Como todo equipamento vintage, seu desempenho depende muito do estado de conservação. Exemplares sem revisão podem apresentar ruídos em chaves e potenciômetros, capacitores cansados, lâmpadas ou LEDs com falhas, soldas antigas e conectores oxidados.
Prós e Contras
Prós
- Visual clássico e muito elegante
- Circuito Super-A non-switching
- Boa potência: 42W RMS em 8Ω e 60W RMS em 4Ω
- Indicadores eletrônicos de potência por LEDs
- Entrada Phono MM
- Filtros Hi-Cut e Lo-Cut
- Função Mute de -20dB
- Seleção para dois pares de caixas
- Boa relação entre tamanho, recursos e desempenho
- Importância histórica dentro da linha Gradiente
Contras
- Exemplares em bom estado estão cada vez mais difíceis de encontrar
- Normalmente exige revisão elétrica completa
- O display de LEDs pode apresentar falhas com o tempo
- Peças estéticas originais podem ser difíceis de repor
- Não tem a potência dos modelos maiores da linha Super A
- Caixas muito difíceis podem exigir amplificadores mais robustos
Por que o Gradiente Model 166 ainda é interessante?
O Model 166 continua interessante porque reúne três qualidades importantes: beleza, história e desempenho. Ele tem o visual refinado da linha Compo, a evolução técnica do circuito Super-A e potência suficiente para sistemas domésticos bem montados.

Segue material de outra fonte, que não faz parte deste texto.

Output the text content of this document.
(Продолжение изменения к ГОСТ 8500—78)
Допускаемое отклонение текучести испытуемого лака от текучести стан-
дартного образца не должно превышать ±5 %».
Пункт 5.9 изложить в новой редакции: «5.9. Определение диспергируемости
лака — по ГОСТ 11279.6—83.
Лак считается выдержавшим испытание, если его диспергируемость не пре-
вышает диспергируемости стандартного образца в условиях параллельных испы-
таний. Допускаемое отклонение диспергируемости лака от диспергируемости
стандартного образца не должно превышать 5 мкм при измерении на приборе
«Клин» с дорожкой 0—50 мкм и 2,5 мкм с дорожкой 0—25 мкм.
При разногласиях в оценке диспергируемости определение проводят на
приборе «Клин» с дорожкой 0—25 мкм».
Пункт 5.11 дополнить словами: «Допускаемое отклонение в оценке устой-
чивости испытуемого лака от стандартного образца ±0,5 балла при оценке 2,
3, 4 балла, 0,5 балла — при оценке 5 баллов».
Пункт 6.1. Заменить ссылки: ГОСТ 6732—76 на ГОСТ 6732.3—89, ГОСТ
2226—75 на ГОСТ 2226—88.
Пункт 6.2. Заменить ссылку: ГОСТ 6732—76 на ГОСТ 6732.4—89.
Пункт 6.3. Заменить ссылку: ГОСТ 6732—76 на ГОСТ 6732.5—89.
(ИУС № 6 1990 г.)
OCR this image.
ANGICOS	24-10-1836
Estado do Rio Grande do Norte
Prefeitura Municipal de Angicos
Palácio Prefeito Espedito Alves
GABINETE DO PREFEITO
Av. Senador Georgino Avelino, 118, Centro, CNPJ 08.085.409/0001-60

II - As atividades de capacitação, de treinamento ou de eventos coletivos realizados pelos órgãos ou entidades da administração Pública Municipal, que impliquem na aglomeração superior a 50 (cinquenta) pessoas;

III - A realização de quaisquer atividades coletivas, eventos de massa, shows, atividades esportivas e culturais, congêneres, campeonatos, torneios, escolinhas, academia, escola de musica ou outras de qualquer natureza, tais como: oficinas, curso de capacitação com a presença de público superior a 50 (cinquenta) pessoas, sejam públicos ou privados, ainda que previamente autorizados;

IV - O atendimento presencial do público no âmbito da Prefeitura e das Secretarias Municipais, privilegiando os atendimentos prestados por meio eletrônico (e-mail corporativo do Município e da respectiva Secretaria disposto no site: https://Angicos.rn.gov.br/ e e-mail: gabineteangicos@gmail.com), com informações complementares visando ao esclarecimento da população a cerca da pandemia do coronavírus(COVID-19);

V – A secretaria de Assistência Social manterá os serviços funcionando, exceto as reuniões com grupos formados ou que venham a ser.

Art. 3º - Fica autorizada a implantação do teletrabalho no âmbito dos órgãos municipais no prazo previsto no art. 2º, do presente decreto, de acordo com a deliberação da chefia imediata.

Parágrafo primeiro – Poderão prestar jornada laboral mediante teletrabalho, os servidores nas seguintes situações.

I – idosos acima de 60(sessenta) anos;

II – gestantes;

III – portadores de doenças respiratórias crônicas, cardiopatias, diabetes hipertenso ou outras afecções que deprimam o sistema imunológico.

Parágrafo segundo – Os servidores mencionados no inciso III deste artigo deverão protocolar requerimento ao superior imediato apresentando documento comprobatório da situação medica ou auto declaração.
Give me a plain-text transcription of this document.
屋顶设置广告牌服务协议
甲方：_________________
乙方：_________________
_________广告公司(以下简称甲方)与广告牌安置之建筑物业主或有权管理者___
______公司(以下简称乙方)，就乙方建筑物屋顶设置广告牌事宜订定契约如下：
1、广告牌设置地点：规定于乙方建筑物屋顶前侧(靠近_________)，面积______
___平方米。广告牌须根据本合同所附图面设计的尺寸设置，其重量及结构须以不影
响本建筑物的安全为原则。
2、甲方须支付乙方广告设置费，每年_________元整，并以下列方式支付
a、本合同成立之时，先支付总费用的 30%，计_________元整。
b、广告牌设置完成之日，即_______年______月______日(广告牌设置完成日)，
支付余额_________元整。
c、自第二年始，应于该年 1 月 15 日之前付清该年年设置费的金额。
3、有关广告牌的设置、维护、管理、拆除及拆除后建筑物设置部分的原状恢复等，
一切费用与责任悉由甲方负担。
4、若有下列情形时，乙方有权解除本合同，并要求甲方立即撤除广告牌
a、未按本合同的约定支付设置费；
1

Para quem gosta de áudio vintage nacional, ele representa uma fase em que a Gradiente buscava competir em sofisticação, acabamento e tecnologia. Não era apenas um aparelho popular: era um integrado pensado para consumidores que queriam um sistema de alta fidelidade mais completo.
Além disso, o Model 166 se encaixa muito bem em sistemas com toca-discos, caixas vintage de boa sensibilidade e fontes analógicas. É um amplificador que combina estética, funcionalidade e musicalidade.
Conclusão: o Gradiente Model 166 Super A vale a pena?
Sim. O Gradiente Model 166 Super A vale muito a pena para quem procura um amplificador integrado vintage nacional com boa potência, visual marcante e relevância histórica.
Ele não é tão simples quanto os primeiros modelos da linha Compo, nem tão poderoso quanto os Model 246 e 366, mas talvez justamente por isso ocupe uma posição tão interessante: é equilibrado, elegante, completo e musical.
Quando revisado e bem combinado com caixas adequadas, o Model 166 pode entregar uma experiência sonora muito prazerosa, especialmente com vinil, rádio e fontes analógicas. É um dos aparelhos que melhor representam a fase madura da Gradiente e continua sendo uma peça desejada por colecionadores e amantes do Hi-Fi brasileiro.